AUD/USD Price Analysis: 21-DMA, 50% Fibo. challenge corrective pullback below 0.7150
- AUD/USD retreats from intraday high, pares the first daily gains in four.
- Sustained break of previous support line, upbeat Momentum on the selling side favor bears.
AUD/USD struggles to keep daily gains, the first in four days, around 0.7130 during Tuesday’s Asian session.
In doing so, the Aussie pair retreats from 50% Fibonacci retracement (Fibo.) of January moves, as well as the 21-DMA.

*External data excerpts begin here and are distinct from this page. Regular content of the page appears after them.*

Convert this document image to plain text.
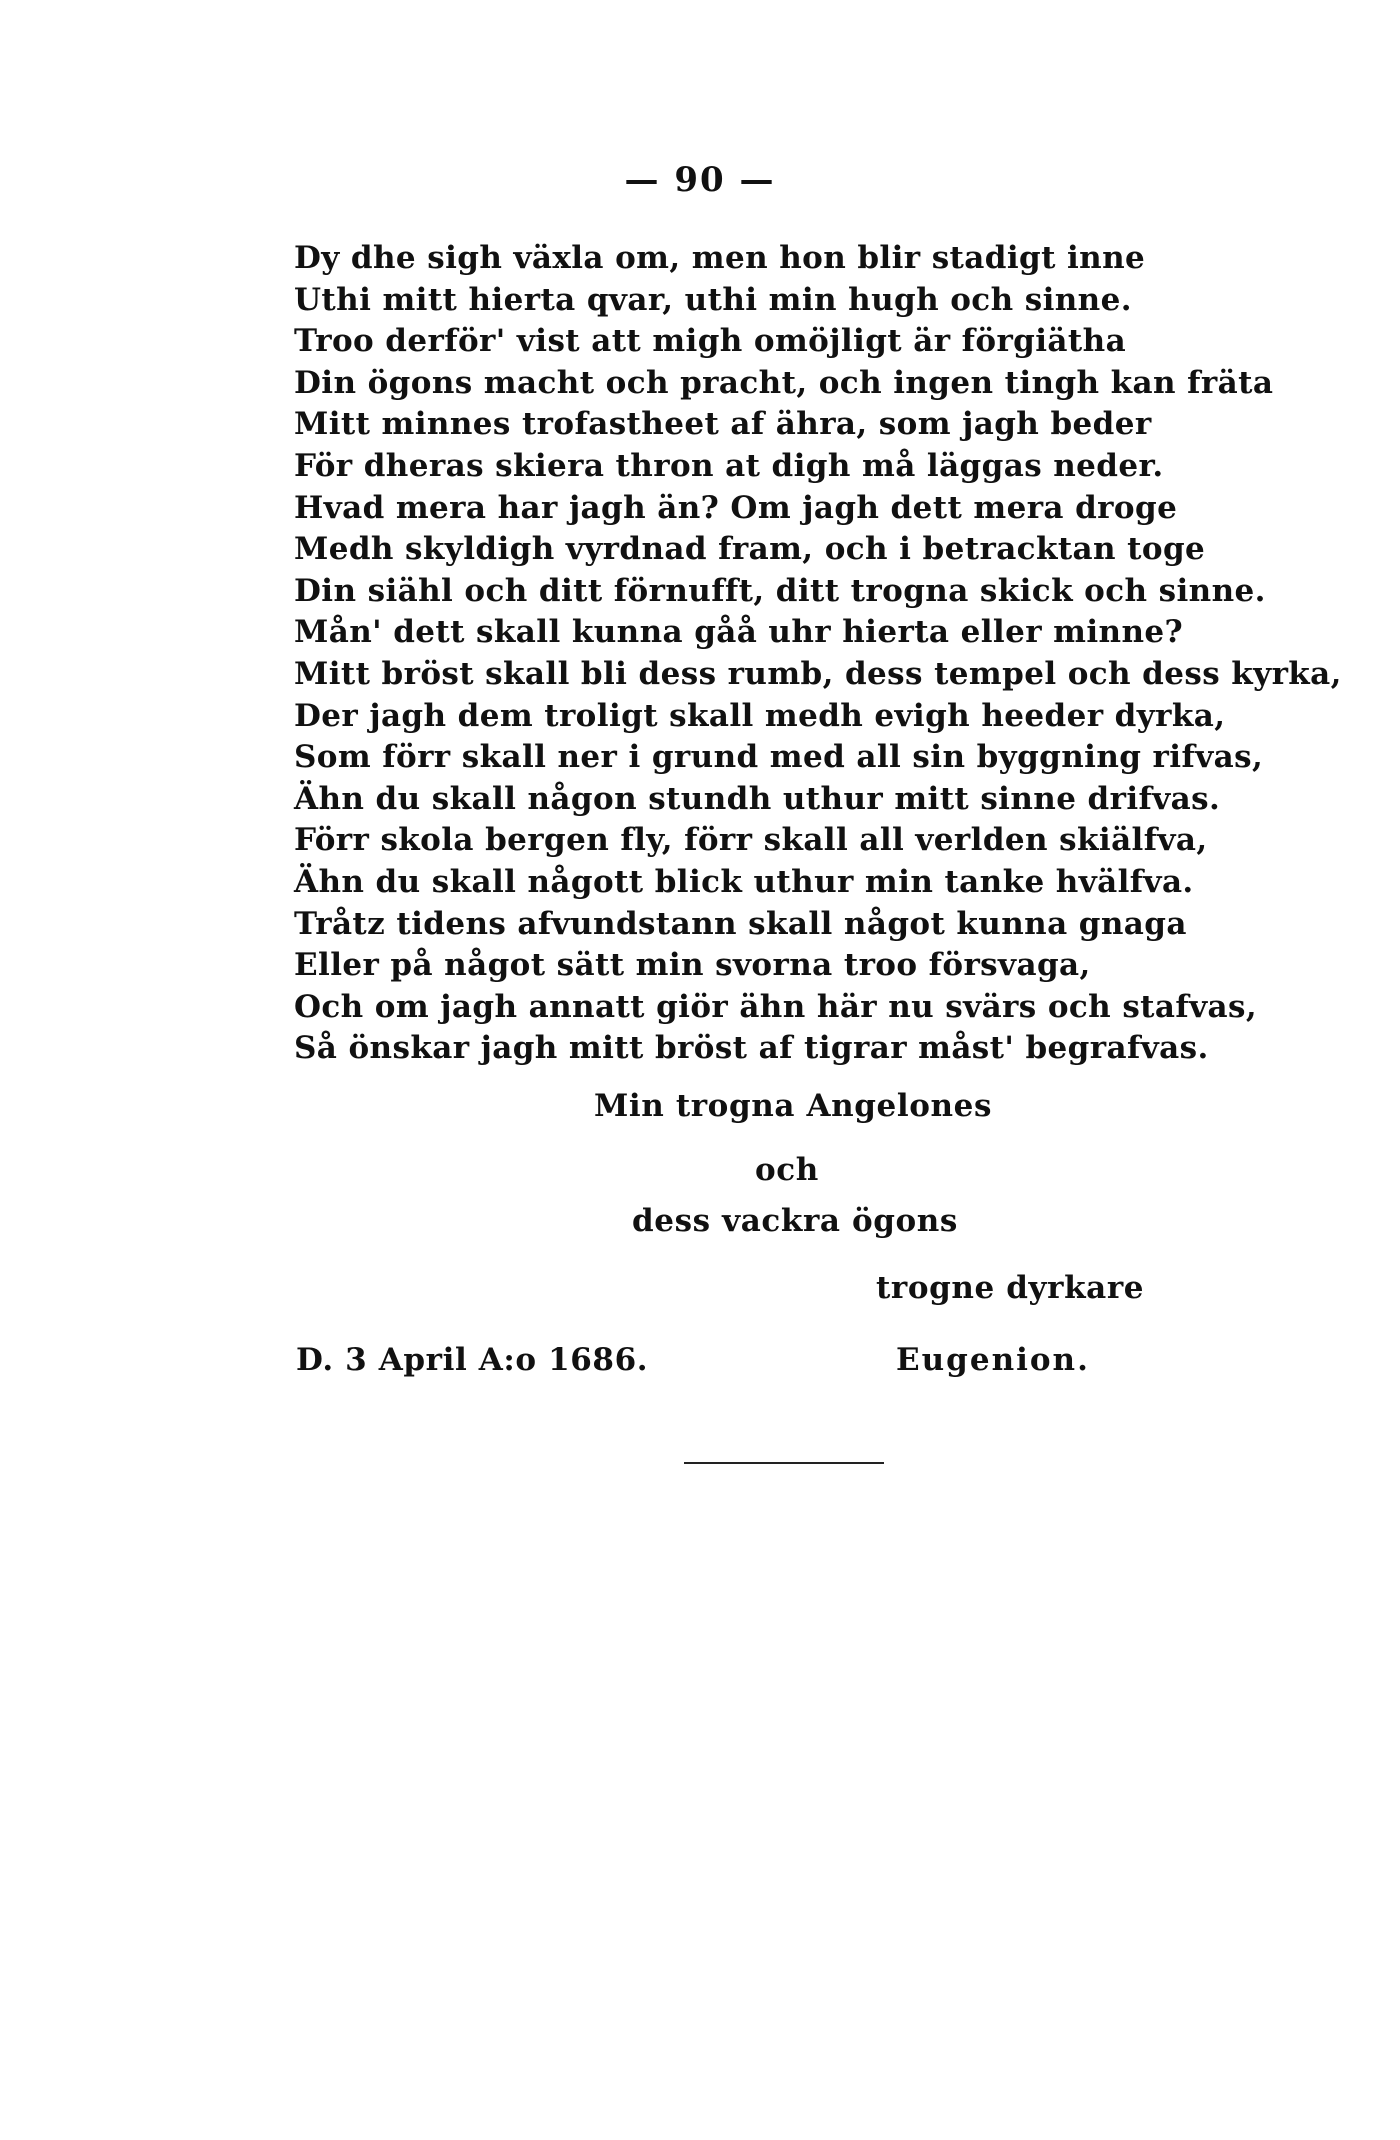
— 90 —
Dy dhe sigh växla om, men hon blir stadigt inne
Uthi mitt hierta qvar, uthi min hugh och sinne.
Troo derför' vist att migh omöjligt är förgiätha
Din ögons macht och pracht, och ingen tingh kan fräta
Mitt minnes trofastheet af ähra, som jagh beder
För dheras skiera thron at digh må läggas neder.
Hvad mera har jagh än? Om jagh dett mera droge
Medh skyldigh vyrdnad fram, och i betracktan toge
Din siähl och ditt förnufft, ditt trogna skick och sinne.
Mån' dett skall kunna gåå uhr hierta eller minne?
Mitt bröst skall bli dess rumb, dess tempel och dess kyrka,
Der jagh dem troligt skall medh evigh heeder dyrka,
Som förr skall ner i grund med all sin byggning rifvas,
Ähn du skall någon stundh uthur mitt sinne drifvas.
Förr skola bergen fly, förr skall all verlden skiälfva,
Ähn du skall någott blick uthur min tanke hvälfva.
Tråtz tidens afvundstann skall något kunna gnaga
Eller på något sätt min svorna troo försvaga,
Och om jagh annatt giör ähn här nu svärs och stafvas,
Så önskar jagh mitt bröst af tigrar måst' begrafvas.
Min trogna Angelones
och
dess vackra ögons
trogne dyrkare
D. 3 April A:o 1686.	Eugenion.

Given the gradual advance in the Momentum line during the pair’s latest declines, coupled with the sustained downside break of previous support from January 28, AUD/USD bears are likely to keep reins.
That said, a three-week-old horizontal surrounding 0.7090-80 restricts immediate downside ahead of the 23.6% Fibo. near 0.7050.
It’s worth noting, however, that a downside break of 0.7050, may take a rest near the 0.7000 threshold before directing sellers towards the recent multi-month low around 0.6965.
Alternatively, 21-DMA and the stated support-turned-resistance, respectively around 0.7130 and 0.7165 in that order, restrict immediate upside moves of the AUD/USD pair.
Following that, 61.8% Fibonacci retracement level and the monthly high, near 0.7180 and 0.7250 in that order, will challenge the recovery ahead of calling back the bulls.